The reason why cops are allowed to moonlight is simple: it’s a job perk going back to the days when police, like most public employees, were underpaid relative to those in the private sector, and allowed to make some extra money on the side. The same was true for 20 and out pensions, another gimme to compensate for lower current wages that kicked the cost down the road enough for current politicians to proclaim what a great job they were doing saving the taxpayers’ money. It was more palatable than paying them adequately in the first place, or paying them today rather than later.
But then, for many cops, most notably those in cities who enjoy strong unions, those days aren’t even a memory. Pay is comparable to, if not better, than what they could make in the private sector, and a full pension at 42 years of age is the perfect launching platform for the second half of their productive life. Yet, the perk remains.
It’s been a target here for years, Wearing the uniform we bought them, carrying the gun we bought them, and with the power of the badge we pinned on their very proud chest, cops get to sell themselves after hours to the highest bidder. Some get to drive their police cruiser to their rent-a-cop job. All get to be an authorized law enforcement officer for whomever slips them an envelope full of cash at the end of the shift.
Every day, law enforcement officers across the country don their uniforms, strap on their gun belts, and head to work. They carry the equipment and weapons that they have been issued, and they bear the badges that symbolize their authority, but they are not all reporting to the government agency that employs them. Instead, many are “moonlighting.” From directing traffic at a busy church parking lot to making arrests at a packed nightclub to using deadly force, uniformed off-duty officers exercise the full panoply of police powers while working for private employers.
The private employment of off-duty officers blurs the line between private and public policing, raising questions about accountability, officer decision-making, police/community relationships, and the role that police agencies play in modern society. Thus far, however, the employment of off-duty officers by private companies has almost entirely evaded the attention of legal scholars.
What makes this most remarkable is that it’s been in our faces forever, yet few people have given it a second thought. That cop directing traffic at a private event? That cop at the door of the hot nightclub? We take it for granted that it’s just what cops do. Some don’t even realize that they’re moonlighting, as they’re in full uniform as if they’re just doing their job, the one they get paid to do by the public. Oh no. That’s not what they’re doing at all.
The beauty of it all is that they’re still cops, on duty or off. They still get to carry and use the gun. They still get to make arrests. They still get to give commands and beat you if you “resist.” Because a cop is a cop 24/7, regardless of who stuff cash in his pocket.
Leon Neyfakh cuts to the chase in an interview with Seth.

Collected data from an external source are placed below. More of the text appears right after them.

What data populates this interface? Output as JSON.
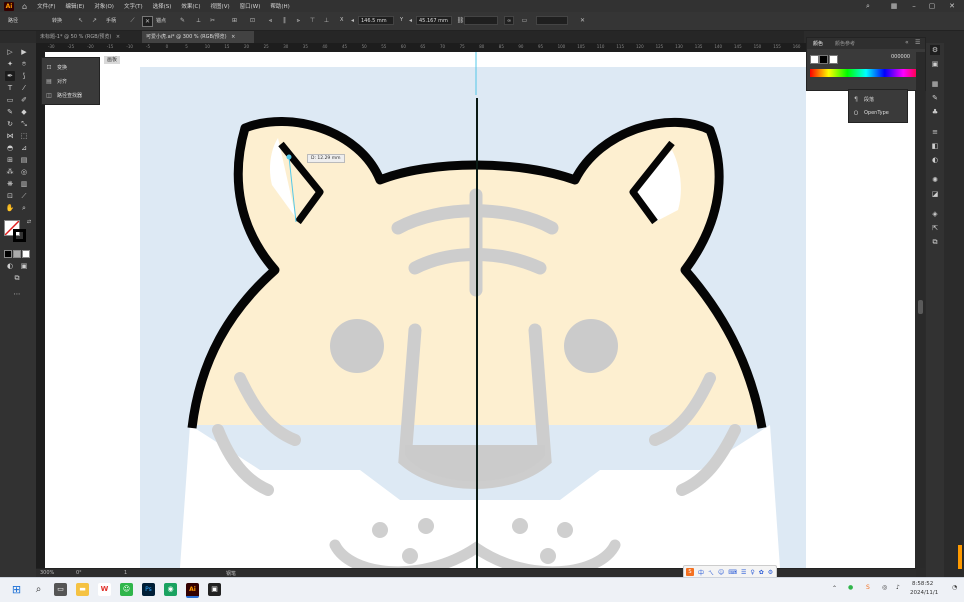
{
  "app": {
    "logo_text": "Ai",
    "home_icon": "home-icon"
  },
  "menu": {
    "items": [
      "文件(F)",
      "编辑(E)",
      "对象(O)",
      "文字(T)",
      "选择(S)",
      "效果(C)",
      "视图(V)",
      "窗口(W)",
      "帮助(H)"
    ]
  },
  "control_bar": {
    "path_label": "路径",
    "stroke_label": "描边",
    "convert_label": "转换",
    "handle_label": "手柄",
    "anchor_label": "锚点",
    "x_value": "146.5 mm",
    "y_value": "45.167 mm",
    "x_prefix": "X",
    "y_prefix": "Y"
  },
  "tabs": [
    {
      "label": "未标题-1* @ 50 % (RGB/预览)",
      "close": "×"
    },
    {
      "label": "可爱小虎.ai* @ 300 % (RGB/预览)",
      "close": "×"
    }
  ],
  "ruler": {
    "numbers": [
      "-30",
      "-25",
      "-20",
      "-15",
      "-10",
      "-5",
      "0",
      "5",
      "10",
      "15",
      "20",
      "25",
      "30",
      "35",
      "40",
      "45",
      "50",
      "55",
      "60",
      "65",
      "70",
      "75",
      "80",
      "85",
      "90",
      "95",
      "100",
      "105",
      "110",
      "115",
      "120",
      "125",
      "130",
      "135",
      "140",
      "145",
      "150",
      "155",
      "160",
      "165",
      "170",
      "175",
      "180",
      "185"
    ]
  },
  "artboard": {
    "label": "画板"
  },
  "left_panel": {
    "items": [
      {
        "label": "变换",
        "icon": "transform-icon"
      },
      {
        "label": "对齐",
        "icon": "align-icon"
      },
      {
        "label": "路径查找器",
        "icon": "pathfinder-icon"
      }
    ]
  },
  "color_panel": {
    "tab_color": "颜色",
    "tab_guide": "颜色参考",
    "hex_value": "000000"
  },
  "char_panel": {
    "items": [
      {
        "label": "段落",
        "icon": "paragraph-icon"
      },
      {
        "label": "OpenType",
        "icon": "opentype-icon"
      }
    ]
  },
  "measure_tooltip": {
    "text": "D: 12.29 mm"
  },
  "status": {
    "zoom": "300%",
    "angle": "0°",
    "page": "1",
    "tool_name": "钢笔"
  },
  "taskbar": {
    "time": "8:58:52",
    "date": "2024/11/1",
    "icons": [
      "start-icon",
      "search-icon",
      "taskview-icon",
      "file-explorer-icon",
      "wps-icon",
      "wechat-icon",
      "photoshop-icon",
      "browser-icon",
      "illustrator-icon",
      "media-icon"
    ]
  },
  "ime_bar": {
    "items": [
      "S",
      "中",
      "ㄟ",
      "☺",
      "⌨",
      "☰",
      "♀",
      "✿",
      "⚙"
    ]
  },
  "colors": {
    "accent": "#ff9a00",
    "canvas_bg": "#ffffff",
    "artwork_bg": "#dde9f4",
    "tiger_face": "#fdefd0",
    "tiger_stripe": "#c8c8c8",
    "outline": "#050505",
    "guide": "#53c8e8"
  }
}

Before I read your paper, I had no idea that police officers were allowed to do off-duty work for private employers while wearing their uniforms and carrying their service weapons. And I had no idea that, as you report in the paper, some agencies require officers to wear their uniforms while working off-duty for private employers.
Where do you live?
Oh, yeah—New York does it.
It just strikes me as crazy, though I’m not sure I can totally explain why.
Because it is crazy. Seth gives a scholarly response to Leon, that it’s counterintuitive and incongruous to people who understand the existence of police to serve the public good. The trench lawyer explanation is not as generous. Strip a cop of the accoutrements of his position, the authority to command and the latitude to do everything wrong and still get away with it, and nobody would pay him. Without the shield, the off-duty cop is just another jerk who thinks he gets to tell people what to do.

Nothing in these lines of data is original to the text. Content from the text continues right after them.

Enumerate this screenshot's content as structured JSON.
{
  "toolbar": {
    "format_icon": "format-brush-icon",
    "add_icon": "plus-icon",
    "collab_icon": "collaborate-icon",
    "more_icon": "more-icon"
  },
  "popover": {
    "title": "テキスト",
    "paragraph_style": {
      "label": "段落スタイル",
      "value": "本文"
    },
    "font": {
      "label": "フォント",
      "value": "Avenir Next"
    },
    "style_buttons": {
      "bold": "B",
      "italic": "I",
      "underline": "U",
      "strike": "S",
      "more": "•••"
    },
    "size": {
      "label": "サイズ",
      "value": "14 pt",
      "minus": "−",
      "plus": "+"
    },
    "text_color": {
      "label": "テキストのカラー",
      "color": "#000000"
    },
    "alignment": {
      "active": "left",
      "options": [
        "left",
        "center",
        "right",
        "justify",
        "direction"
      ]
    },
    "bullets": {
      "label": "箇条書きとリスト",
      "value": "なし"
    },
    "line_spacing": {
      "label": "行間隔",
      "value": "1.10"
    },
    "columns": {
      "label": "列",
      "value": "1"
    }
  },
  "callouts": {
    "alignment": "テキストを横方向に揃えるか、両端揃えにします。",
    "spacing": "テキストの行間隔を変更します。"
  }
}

But let him, if not require him, to wear his publicly-paid duds, carry a gun with his publicly-paid bullets and wield the badge on behalf of a private employer, and suddenly he’s a valuable commodity. People have to obey his commands, as instructed by his private overlord, because of his public authoritah. When the pastor says make people turn left at the parking lot, the police officer can beat some old church lady who makes a right turn and “resists.” Who else could do that?
Does it turn private commands into the equivalent of public law? You bet it does. Law is no more than what is enforced by governmental fiat, the forceful hand of the police. If the cops enforce the dictates of the guy who hands them the cash-filled envelope, then it’s just as much the law as anything Congress enacts, at least as far as the church lady is concerned.
And when there’s an issue, the cop who beat the church lady and got caught on video screaming “stop resisting” when she did nothing more than make a wrong turn, who is liable for this cop’s abuse? That’s an interesting question.
From your paper it also sounds like there aren’t rules or even conventions for who is held responsible when an off-duty police officer working a private gig does something to get sued.
There’s a tremendous amount of variation and very little consistency here. Some states put the liability for an off-duty officer’s actions squarely on the private employer. Other states tend to suggest the opposite approach—they say the private employer is not liable. As a matter of policy some departments have private employers sign indemnity agreements with the agency before the officer is allowed to work with them. So even though the employment contract is only between the private employer and the officer, in order to approve the off-duty employment, the agency wants to be indemnified so if the officer does get sued, the private employer will pick up the tab.
Some do. Some don’t. Some have policies. Who goes to the pastor to make sure the indemnity agreement has been properly executed before the cop gets his cut of the donation plate?